Facile Method for Specifically Sensing Sphingomyelinase in Cells and Human Urine Based on a Ratiometric Fluorescent Nanoliposome Probe

Sphingomyelinase (SMase) is closely related to diseases like Niemann-Pick disease and atherosclerosis, and the development of a simple method for the assay of SMase activity is very useful to screen new potential inhibitors or stimulators of SMase or biomarkers of disease. Fluorophore-encapsulated nano-liposomes (FENs) are emerging as a new fluorescent probe for sensing the enzymatic activity. In this work, two fluorochromes (cy7 and IR780) were encapsulated into the liposome of sphingomyelin, and therefore, a sphingomyelin-based ratiometric FEN probe for the SMase activity assay was constructed. The probe shows high selectivity and sensitivity to acid SMase with a detection limit of 4.8 x 10(-4) U/mL. Sphingomyelin is the natural substrate of SMase; therefore, the probe has native ability for all kinds of SMase activity assays.

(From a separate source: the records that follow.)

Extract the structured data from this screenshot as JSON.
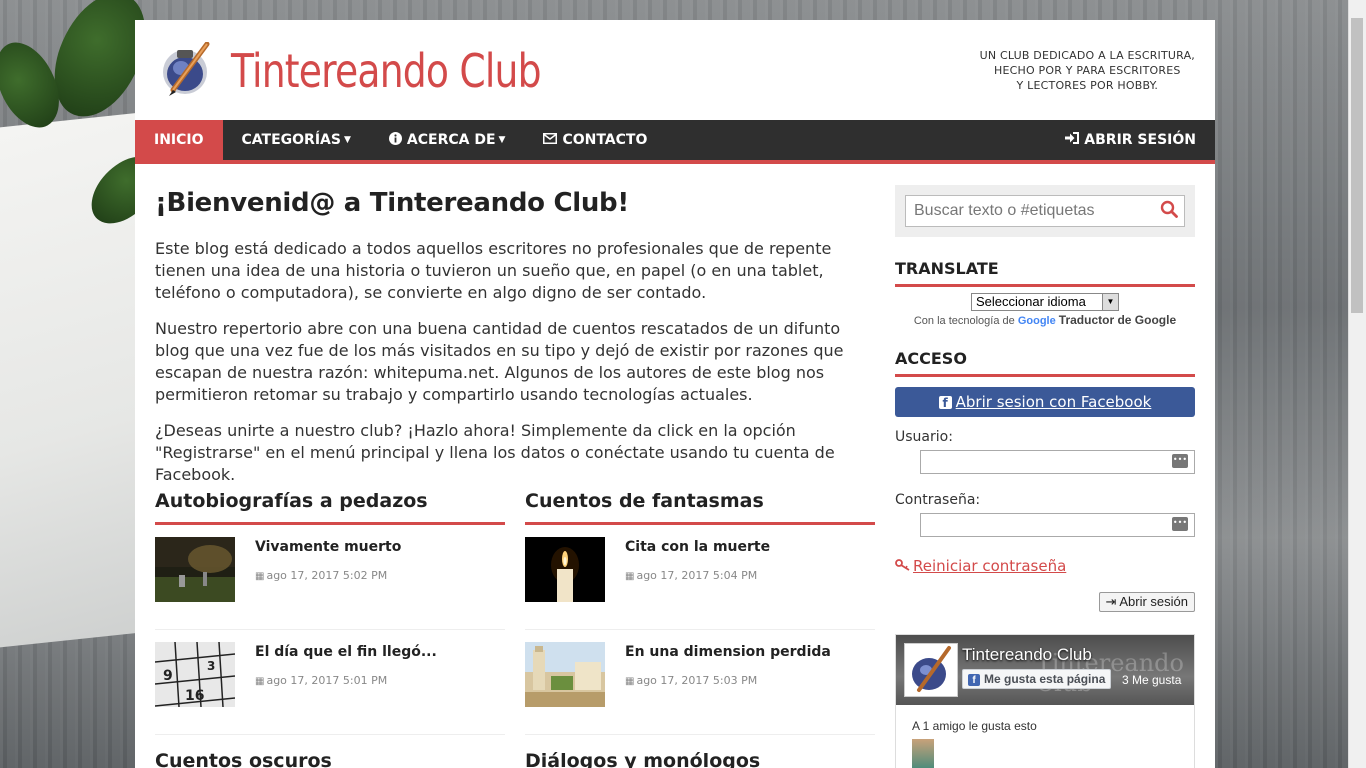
{
  "site": {
    "title": "Tintereando Club",
    "tagline": [
      "Un club dedicado a la escritura,",
      "hecho por y para escritores",
      "y lectores por hobby."
    ]
  },
  "nav": {
    "items": [
      {
        "label": "Inicio",
        "icon": "",
        "caret": false
      },
      {
        "label": "Categorías",
        "icon": "",
        "caret": true
      },
      {
        "label": "Acerca de",
        "icon": "info-circle-icon",
        "caret": true
      },
      {
        "label": "Contacto",
        "icon": "envelope-icon",
        "caret": false
      }
    ],
    "login": {
      "label": "Abrir sesión",
      "icon": "sign-in-icon"
    },
    "colors": {
      "bar": "#2f2f2f",
      "accent": "#d34a4a"
    }
  },
  "main": {
    "heading": "¡Bienvenid@ a Tintereando Club!",
    "paragraphs": [
      "Este blog está dedicado a todos aquellos escritores no profesionales que de repente tienen una idea de una historia o tuvieron un sueño que, en papel (o en una tablet, teléfono o computadora), se convierte en algo digno de ser contado.",
      "Nuestro repertorio abre con una buena cantidad de cuentos rescatados de un difunto blog que una vez fue de los más visitados en su tipo y dejó de existir por razones que escapan de nuestra razón: whitepuma.net. Algunos de los autores de este blog nos permitieron retomar su trabajo y compartirlo usando tecnologías actuales.",
      "¿Deseas unirte a nuestro club? ¡Hazlo ahora! Simplemente da click en la opción \"Registrarse\" en el menú principal y llena los datos o conéctate usando tu cuenta de Facebook."
    ],
    "categories": [
      {
        "title": "Autobiografías a pedazos",
        "posts": [
          {
            "title": "Vivamente muerto",
            "date": "ago 17, 2017 5:02 PM"
          },
          {
            "title": "El día que el fin llegó...",
            "date": "ago 17, 2017 5:01 PM"
          }
        ]
      },
      {
        "title": "Cuentos de fantasmas",
        "posts": [
          {
            "title": "Cita con la muerte",
            "date": "ago 17, 2017 5:04 PM"
          },
          {
            "title": "En una dimension perdida",
            "date": "ago 17, 2017 5:03 PM"
          }
        ]
      }
    ],
    "more_categories": [
      "Cuentos oscuros",
      "Diálogos y monólogos"
    ]
  },
  "sidebar": {
    "search_placeholder": "Buscar texto o #etiquetas",
    "translate": {
      "title": "Translate",
      "select_value": "Seleccionar idioma",
      "powered_prefix": "Con la tecnología de",
      "powered_google": "Google",
      "powered_suffix": "Traductor de Google"
    },
    "access": {
      "title": "Acceso",
      "facebook_button": "Abrir sesion con Facebook",
      "username_label": "Usuario:",
      "password_label": "Contraseña:",
      "reset_link": "Reiniciar contraseña",
      "login_button": "Abrir sesión"
    },
    "fb_page": {
      "name": "Tintereando Club",
      "like_button": "Me gusta esta página",
      "likes": "3 Me gusta",
      "friends_text": "A 1 amigo le gusta esto"
    }
  }
}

Moreover, the probe has been successfully applied to the analysis of acid SMase activity in cells and urine samples. As far as we know, this is the first example of a nanoliposome fluorescence method for assaying acid SMase, and the method is biocompatible and much simpler than the existing ones, which might provide a new strategy for developing new methods for other important esterases.

Automated summary

A sphingomyelin-based ratiometric FEN probe was developed for detecting acid SMase activity, showing high selectivity and sensitivity with a detection limit of 4.8 x 10(-4) U/mL. The probe has been successfully applied to analyzing acid SMase activity in cells and urine samples. This method is biocompatible and simpler than existing ones, potentially providing new strategies for developing methods for other important esterases.